On Saturday, the NZSO took on his epic of musical mountaineering all by itself, under the expert baton of David Zinman. And, having performed it in Wellington, just 24 hours previously, the players acquitted themselves admirably, both in musicianship and stamina.
An Alpine Symphony is one of Strauss's most approachable scores.
Its set pieces were brilliantly delineated. A cascading waterfall eventually revealed a mysterious Spirit of the Alps; later on, the raging of the celebrated storm was fired by the furious whirring of a wind machine, while thundering organ chords hinted at an imminent Apocalypse.
Perhaps the more literal scene painting, such as clanging cowbells in the meadow, might inspire a surreptitious smirk, although it was impossible to resist a rush of adrenalin at Strauss's effulgent sunrise and the C major triumph of a summit achieved.

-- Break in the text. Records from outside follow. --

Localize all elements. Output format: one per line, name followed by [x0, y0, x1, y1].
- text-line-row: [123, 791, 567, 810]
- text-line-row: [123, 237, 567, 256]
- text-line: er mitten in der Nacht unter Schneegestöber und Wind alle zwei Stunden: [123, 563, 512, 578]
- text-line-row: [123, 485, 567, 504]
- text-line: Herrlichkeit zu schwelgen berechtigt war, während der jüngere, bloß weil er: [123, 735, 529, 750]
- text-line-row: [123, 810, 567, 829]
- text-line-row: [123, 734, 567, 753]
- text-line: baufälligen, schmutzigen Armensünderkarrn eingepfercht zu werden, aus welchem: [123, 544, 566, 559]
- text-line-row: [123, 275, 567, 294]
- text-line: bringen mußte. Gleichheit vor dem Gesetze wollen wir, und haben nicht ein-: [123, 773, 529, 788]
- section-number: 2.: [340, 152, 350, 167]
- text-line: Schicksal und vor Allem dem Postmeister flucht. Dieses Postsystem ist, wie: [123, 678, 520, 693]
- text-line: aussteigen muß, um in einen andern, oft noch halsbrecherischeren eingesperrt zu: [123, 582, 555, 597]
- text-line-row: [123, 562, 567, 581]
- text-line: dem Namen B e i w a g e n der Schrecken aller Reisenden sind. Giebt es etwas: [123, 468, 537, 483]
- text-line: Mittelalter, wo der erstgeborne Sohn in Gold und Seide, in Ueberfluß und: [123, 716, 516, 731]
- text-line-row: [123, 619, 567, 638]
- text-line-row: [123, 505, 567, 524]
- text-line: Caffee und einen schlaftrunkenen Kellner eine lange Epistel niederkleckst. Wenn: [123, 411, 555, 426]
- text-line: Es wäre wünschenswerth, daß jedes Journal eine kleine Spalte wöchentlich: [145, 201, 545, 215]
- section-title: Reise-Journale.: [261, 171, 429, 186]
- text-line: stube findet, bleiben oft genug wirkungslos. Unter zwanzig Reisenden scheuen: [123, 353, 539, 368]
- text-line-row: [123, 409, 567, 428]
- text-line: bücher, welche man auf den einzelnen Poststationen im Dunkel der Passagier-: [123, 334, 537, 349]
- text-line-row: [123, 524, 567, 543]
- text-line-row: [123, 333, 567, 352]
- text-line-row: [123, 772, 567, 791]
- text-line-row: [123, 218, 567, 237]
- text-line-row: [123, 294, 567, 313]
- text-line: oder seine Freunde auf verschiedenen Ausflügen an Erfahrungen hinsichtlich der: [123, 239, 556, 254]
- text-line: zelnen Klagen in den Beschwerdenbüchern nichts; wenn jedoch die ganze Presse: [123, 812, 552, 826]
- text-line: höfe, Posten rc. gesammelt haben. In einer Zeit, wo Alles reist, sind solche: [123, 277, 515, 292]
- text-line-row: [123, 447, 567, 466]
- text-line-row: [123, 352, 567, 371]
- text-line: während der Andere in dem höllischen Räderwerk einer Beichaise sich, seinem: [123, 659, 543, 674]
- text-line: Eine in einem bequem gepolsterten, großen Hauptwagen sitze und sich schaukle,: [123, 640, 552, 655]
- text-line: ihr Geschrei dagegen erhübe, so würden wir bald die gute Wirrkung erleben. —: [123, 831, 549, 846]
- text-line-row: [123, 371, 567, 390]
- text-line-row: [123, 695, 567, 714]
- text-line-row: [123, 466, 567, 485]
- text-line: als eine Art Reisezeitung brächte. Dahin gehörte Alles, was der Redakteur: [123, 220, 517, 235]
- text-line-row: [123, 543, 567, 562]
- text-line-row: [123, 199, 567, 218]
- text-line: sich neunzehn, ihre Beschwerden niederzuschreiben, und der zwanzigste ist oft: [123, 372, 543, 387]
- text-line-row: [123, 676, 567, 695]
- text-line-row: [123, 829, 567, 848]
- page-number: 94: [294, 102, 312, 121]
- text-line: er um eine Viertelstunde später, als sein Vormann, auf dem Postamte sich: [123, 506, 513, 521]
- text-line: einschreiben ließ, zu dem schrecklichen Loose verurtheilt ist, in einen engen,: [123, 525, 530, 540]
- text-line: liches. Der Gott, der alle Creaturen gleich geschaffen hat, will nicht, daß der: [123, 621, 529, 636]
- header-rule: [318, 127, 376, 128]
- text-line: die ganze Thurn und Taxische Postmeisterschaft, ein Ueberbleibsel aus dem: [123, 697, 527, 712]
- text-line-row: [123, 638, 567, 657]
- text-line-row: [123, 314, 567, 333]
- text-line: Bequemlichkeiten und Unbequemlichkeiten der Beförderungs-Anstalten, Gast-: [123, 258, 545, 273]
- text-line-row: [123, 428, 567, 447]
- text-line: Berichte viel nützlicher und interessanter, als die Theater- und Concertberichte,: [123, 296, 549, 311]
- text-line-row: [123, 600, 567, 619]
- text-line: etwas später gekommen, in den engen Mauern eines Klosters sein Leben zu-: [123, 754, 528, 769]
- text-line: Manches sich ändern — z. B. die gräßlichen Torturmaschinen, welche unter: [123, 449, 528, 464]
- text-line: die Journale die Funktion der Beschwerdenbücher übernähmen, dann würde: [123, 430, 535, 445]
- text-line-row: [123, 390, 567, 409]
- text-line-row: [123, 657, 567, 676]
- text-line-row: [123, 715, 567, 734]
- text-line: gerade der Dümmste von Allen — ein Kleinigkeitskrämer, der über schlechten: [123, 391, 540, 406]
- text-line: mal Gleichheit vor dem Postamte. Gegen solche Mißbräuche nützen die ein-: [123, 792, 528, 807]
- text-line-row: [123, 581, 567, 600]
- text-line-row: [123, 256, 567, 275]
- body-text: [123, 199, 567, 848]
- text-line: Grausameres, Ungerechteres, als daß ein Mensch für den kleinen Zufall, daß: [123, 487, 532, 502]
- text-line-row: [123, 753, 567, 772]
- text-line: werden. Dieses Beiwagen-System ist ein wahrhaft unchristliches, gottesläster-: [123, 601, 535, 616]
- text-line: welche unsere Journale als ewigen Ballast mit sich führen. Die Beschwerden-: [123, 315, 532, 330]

Zinman marshalled these moments well; for some in the audience they would have been expected and enjoyed; for first-time listeners, they must have been revelations.
The American conductor coolly achieved the utmost clarity even in Strauss's darkest and deepest recesses. Particularly memorable, early on, was some rapturous string playing, both from first desks and the full ensemble.
Earlier in the week, Zinman had emphasized to me that Strauss's score is an example of fine symphonic writing. And it was revealed as such in his deft handling of recurring themes of significance, especially under the weltering blast of the storm.
Before interval, Zinman stressed the ceremonial in the first movement of Mozart's Prague Symphony and, when major turned to minor, reminded us that the spirit of Don Giovanni hovers over this music.